Catheter Cardiovasc Interv. 2012 Nov 15;80(6):915-21. doi: 10.1002/ccd.24349. Epub 2012 May 2.

DOI:10.1002/ccd.24349
PMID:22552947
Abstract

BACKGROUND AND OBJECTIVE

Progressive pulmonary valve (PV) regurgitation leads to right ventricular failure after repair of tetralogy of Fallot (TOF). We sought to evaluate our results with the preservation of the PV in selected patients with TOF.

METHODS

All patients with TOF who were scheduled for PV's preservation between June 2007 and May 2010 were enrolled.

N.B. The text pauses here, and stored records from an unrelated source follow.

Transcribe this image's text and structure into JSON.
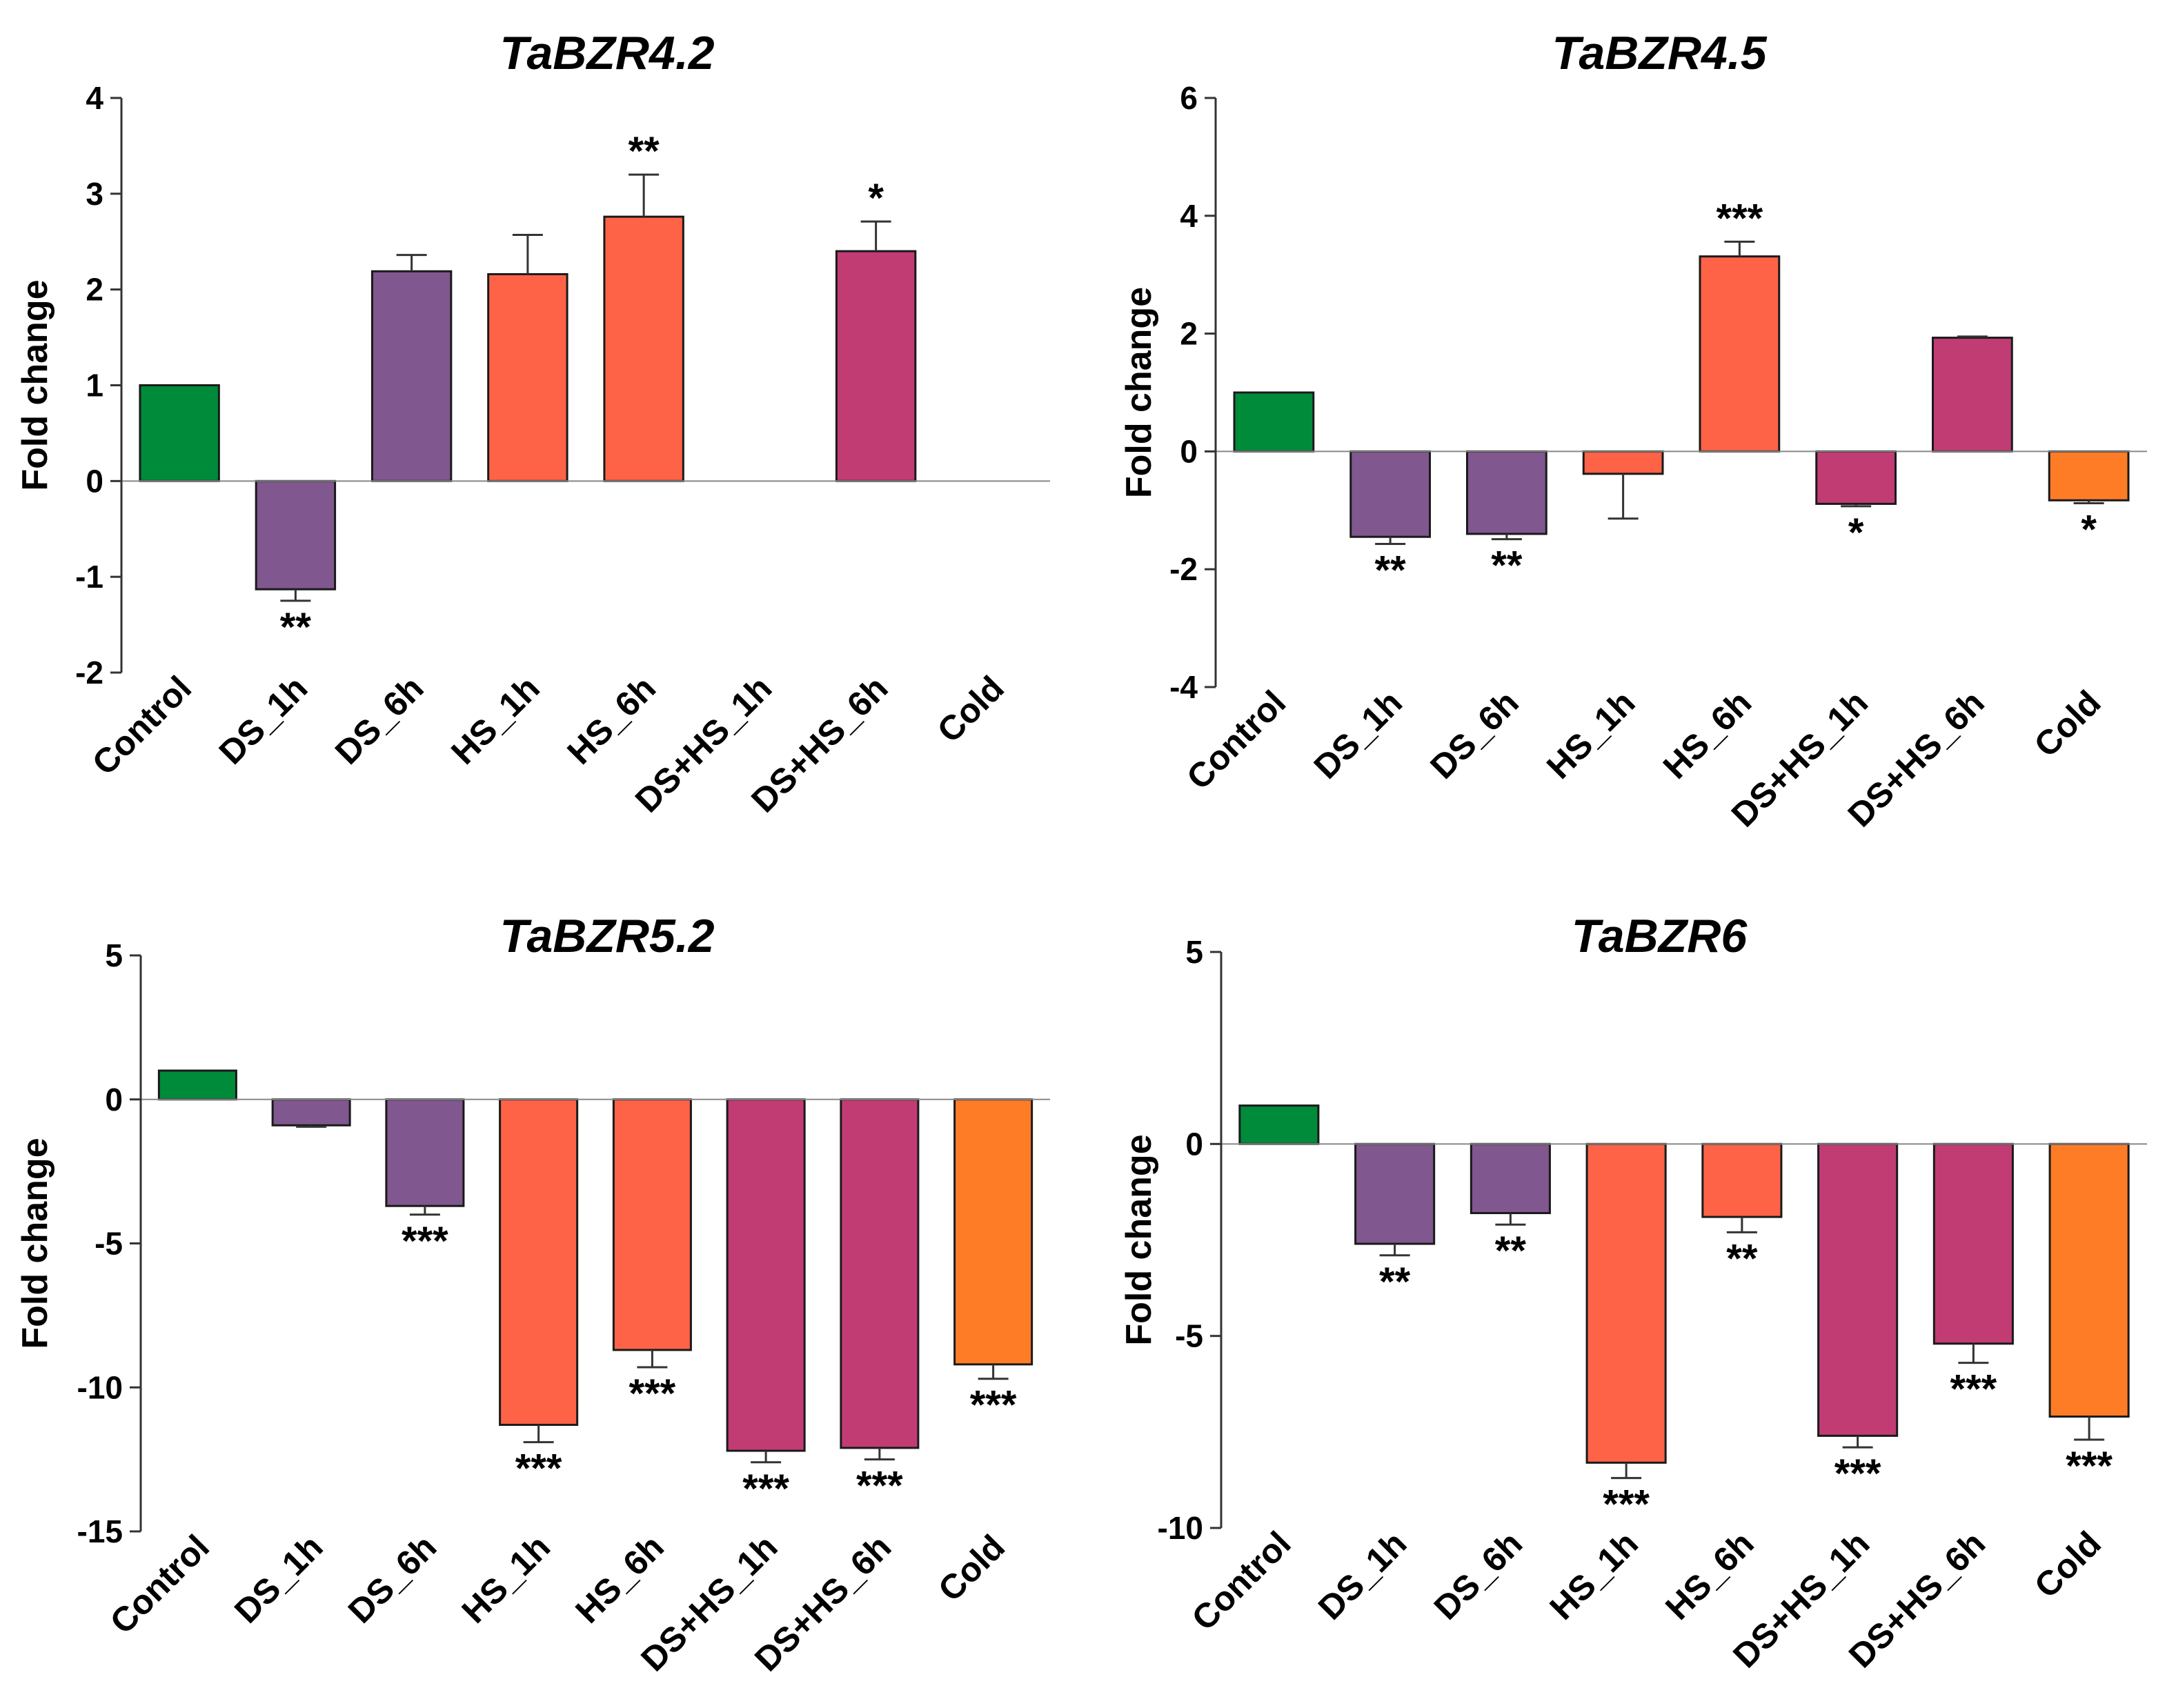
{
  "chart_data": [
    {
      "type": "bar",
      "title": "TaBZR4.2",
      "ylabel": "Fold change",
      "xlabel": "",
      "ylim": [
        -2,
        4
      ],
      "yticks": [
        4,
        3,
        2,
        1,
        0,
        -1,
        -2
      ],
      "categories": [
        "Control",
        "DS_1h",
        "DS_6h",
        "HS_1h",
        "HS_6h",
        "DS+HS_1h",
        "DS+HS_6h",
        "Cold"
      ],
      "values": [
        1.0,
        -1.13,
        2.19,
        2.16,
        2.76,
        null,
        2.4,
        null
      ],
      "errors": [
        0,
        0.12,
        0.17,
        0.41,
        0.44,
        null,
        0.31,
        null
      ],
      "significance": [
        "",
        "**",
        "",
        "",
        "**",
        "",
        "*",
        ""
      ],
      "colors": [
        "#008B3A",
        "#80578F",
        "#80578F",
        "#FF6347",
        "#FF6347",
        "#C23C74",
        "#C23C74",
        "#FF7C27"
      ]
    },
    {
      "type": "bar",
      "title": "TaBZR4.5",
      "ylabel": "Fold change",
      "xlabel": "",
      "ylim": [
        -4,
        6
      ],
      "yticks": [
        6,
        4,
        2,
        0,
        -2,
        -4
      ],
      "categories": [
        "Control",
        "DS_1h",
        "DS_6h",
        "HS_1h",
        "HS_6h",
        "DS+HS_1h",
        "DS+HS_6h",
        "Cold"
      ],
      "values": [
        1.0,
        -1.45,
        -1.4,
        -0.38,
        3.31,
        -0.89,
        1.93,
        -0.83
      ],
      "errors": [
        0,
        0.12,
        0.09,
        0.76,
        0.25,
        0.04,
        0.02,
        0.05
      ],
      "significance": [
        "",
        "**",
        "**",
        "",
        "***",
        "*",
        "",
        "*"
      ],
      "colors": [
        "#008B3A",
        "#80578F",
        "#80578F",
        "#FF6347",
        "#FF6347",
        "#C23C74",
        "#C23C74",
        "#FF7C27"
      ]
    },
    {
      "type": "bar",
      "title": "TaBZR5.2",
      "ylabel": "Fold change",
      "xlabel": "",
      "ylim": [
        -15,
        5
      ],
      "yticks": [
        5,
        0,
        -5,
        -10,
        -15
      ],
      "categories": [
        "Control",
        "DS_1h",
        "DS_6h",
        "HS_1h",
        "HS_6h",
        "DS+HS_1h",
        "DS+HS_6h",
        "Cold"
      ],
      "values": [
        1.0,
        -0.9,
        -3.7,
        -11.3,
        -8.7,
        -12.2,
        -12.1,
        -9.2
      ],
      "errors": [
        0,
        0.05,
        0.3,
        0.6,
        0.6,
        0.4,
        0.4,
        0.5
      ],
      "significance": [
        "",
        "",
        "***",
        "***",
        "***",
        "***",
        "***",
        "***"
      ],
      "colors": [
        "#008B3A",
        "#80578F",
        "#80578F",
        "#FF6347",
        "#FF6347",
        "#C23C74",
        "#C23C74",
        "#FF7C27"
      ]
    },
    {
      "type": "bar",
      "title": "TaBZR6",
      "ylabel": "Fold change",
      "xlabel": "",
      "ylim": [
        -10,
        5
      ],
      "yticks": [
        5,
        0,
        -5,
        -10
      ],
      "categories": [
        "Control",
        "DS_1h",
        "DS_6h",
        "HS_1h",
        "HS_6h",
        "DS+HS_1h",
        "DS+HS_6h",
        "Cold"
      ],
      "values": [
        1.0,
        -2.6,
        -1.8,
        -8.3,
        -1.9,
        -7.6,
        -5.2,
        -7.1
      ],
      "errors": [
        0,
        0.3,
        0.3,
        0.4,
        0.4,
        0.3,
        0.5,
        0.6
      ],
      "significance": [
        "",
        "**",
        "**",
        "***",
        "**",
        "***",
        "***",
        "***"
      ],
      "colors": [
        "#008B3A",
        "#80578F",
        "#80578F",
        "#FF6347",
        "#FF6347",
        "#C23C74",
        "#C23C74",
        "#FF7C27"
      ]
    }
  ]
}
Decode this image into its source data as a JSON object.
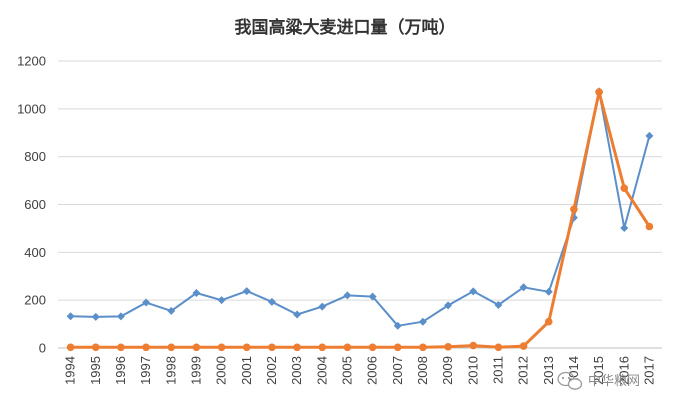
{
  "chart_data": {
    "type": "line",
    "title": "我国高粱大麦进口量（万吨）",
    "xlabel": "",
    "ylabel": "",
    "categories": [
      "1994",
      "1995",
      "1996",
      "1997",
      "1998",
      "1999",
      "2000",
      "2001",
      "2002",
      "2003",
      "2004",
      "2005",
      "2006",
      "2007",
      "2008",
      "2009",
      "2010",
      "2011",
      "2012",
      "2013",
      "2014",
      "2015",
      "2016",
      "2017"
    ],
    "series": [
      {
        "color": "#5b8fc9",
        "marker": "diamond",
        "values": [
          133,
          130,
          132,
          190,
          155,
          230,
          200,
          238,
          193,
          140,
          173,
          220,
          215,
          93,
          110,
          178,
          237,
          180,
          254,
          235,
          545,
          1073,
          502,
          887
        ]
      },
      {
        "color": "#ed7d31",
        "marker": "circle",
        "values": [
          3,
          3,
          3,
          3,
          3,
          3,
          3,
          3,
          3,
          3,
          3,
          3,
          3,
          3,
          3,
          5,
          10,
          3,
          8,
          110,
          580,
          1070,
          668,
          508
        ]
      }
    ],
    "ylim": [
      0,
      1200
    ],
    "yticks": [
      0,
      200,
      400,
      600,
      800,
      1000,
      1200
    ],
    "grid": true
  },
  "watermark": {
    "text": "中华粮网",
    "icon": "wechat-icon"
  }
}
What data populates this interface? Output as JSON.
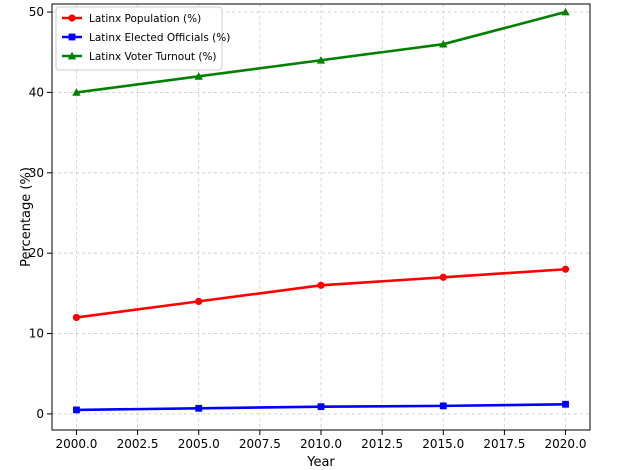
{
  "chart_data": {
    "type": "line",
    "title": "",
    "xlabel": "Year",
    "ylabel": "Percentage (%)",
    "x": [
      2000,
      2005,
      2010,
      2015,
      2020
    ],
    "xticks": [
      "2000.0",
      "2002.5",
      "2005.0",
      "2007.5",
      "2010.0",
      "2012.5",
      "2015.0",
      "2017.5",
      "2020.0"
    ],
    "yticks": [
      "0",
      "10",
      "20",
      "30",
      "40",
      "50"
    ],
    "xlim": [
      1999.0,
      2021.0
    ],
    "ylim": [
      -2,
      51
    ],
    "grid": true,
    "legend_position": "top-left",
    "series": [
      {
        "name": "Latinx Population (%)",
        "values": [
          12,
          14,
          16,
          17,
          18
        ],
        "color": "#ff0000",
        "marker": "circle"
      },
      {
        "name": "Latinx Elected Officials (%)",
        "values": [
          0.5,
          0.7,
          0.9,
          1.0,
          1.2
        ],
        "color": "#0000ff",
        "marker": "square"
      },
      {
        "name": "Latinx Voter Turnout (%)",
        "values": [
          40,
          42,
          44,
          46,
          50
        ],
        "color": "#008000",
        "marker": "triangle"
      }
    ]
  }
}
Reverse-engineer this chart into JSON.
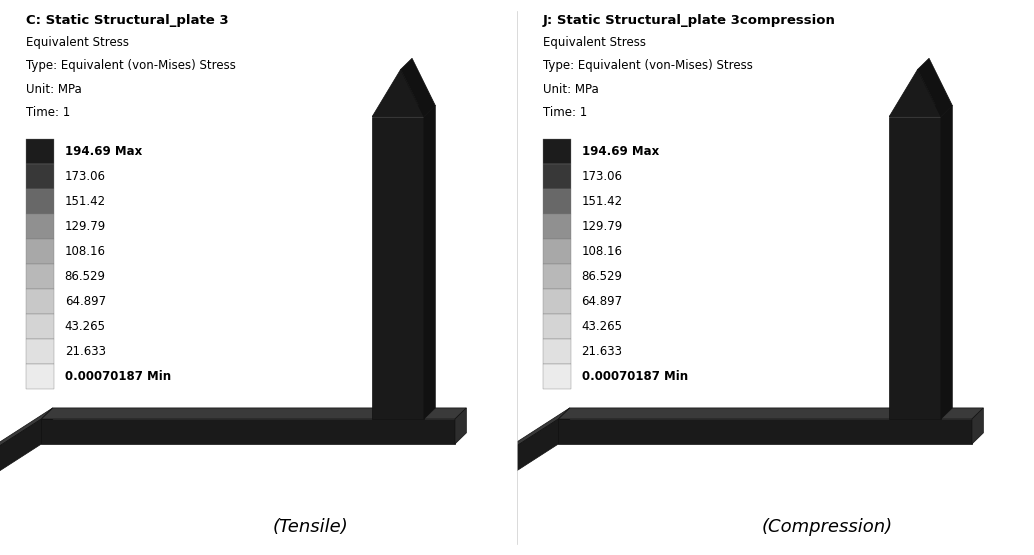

Surgical correction involved the combination of early transatrial repair and intraoperative balloon dilation of the PV annulus.

RESULTS

Of 18 patients, 16 (89%) underwent a successful preservation of the PV. Median age at surgery was 3.1 months (range 2.4-4.7 months). Median preoperative PV Z-score was -2.5 (range -1.4 to -3.12) and the median peak right ventricle outflow tract (RVOT) gradient was 80 mm Hg (range 49-90 mm Hg). No procedure-related complications were reported. The size of the PV annulus after the balloon dilation was appropriate for body surface area in all patients. Median follow-up time was 1.4 years (range 0.5-3.3 years). Reoperation was needed in one patient 3 months after repair because of residual subvalvar RVOT obstruction. The remaining 15 patients are alive and well. The median PV Z-score is 0 (range -0.2 to 1). Median peak RVOT gradient is 20 mm Hg (range 12-32 mm Hg). The PV is competent in seven patients; mild PV regurgitation is present in seven patients and moderate in one.

CONCLUSIONS

The integrity of the PV annulus and PV function can be preserved in selected patients during early repair of TOF when using concomitant balloon dilation. The PV preservation will hopefully prevent long-standing RV dysfunction.

摘要

背景与目的

法洛四联症(TOF)修复后,进行性肺动脉瓣(PV)反流可导致右心室衰竭。我们试图评估选择性保留 PV 对 TOF 患者的疗效。

方法

2007 年 6 月至 2010 年 5 月,所有计划行 PV 保留的 TOF 患者均纳入研究。手术矫正包括早期经心房修复和术中 PV 瓣环球囊扩张。

结果

18 例患者中,16 例(89%)成功保留了 PV。手术时中位年龄为 3.1 个月(范围 2.4-4.7 个月)。术前 PVZ 评分中位数为-2.5(范围-1.4 至-3.12),右心室流出道(RVOT)峰值压差中位数为 80mmHg(范围 49-90mmHg)。无手术相关并发症。所有患者的 PV 瓣环直径均与体表面积相匹配。中位随访时间为 1.4 年(范围 0.5-3.3 年)。1 例患者在修复后 3 个月因残余瓣下 RVOT 梗阻而再次手术。其余 15 例患者均存活且状况良好。PVZ 评分中位数为 0(范围-0.2 至 1)。RVOT 峰值压差中位数为 20mmHg(范围 12-32mmHg)。7 例患者的 PV 功能正常,7 例患者轻度反流,1 例患者中度反流。

结论

在早期修复 TOF 时,使用同期球囊扩张可以选择性保留部分患者的 PV 瓣环和 PV 功能。保留 PV 有望防止长期 RV 功能障碍。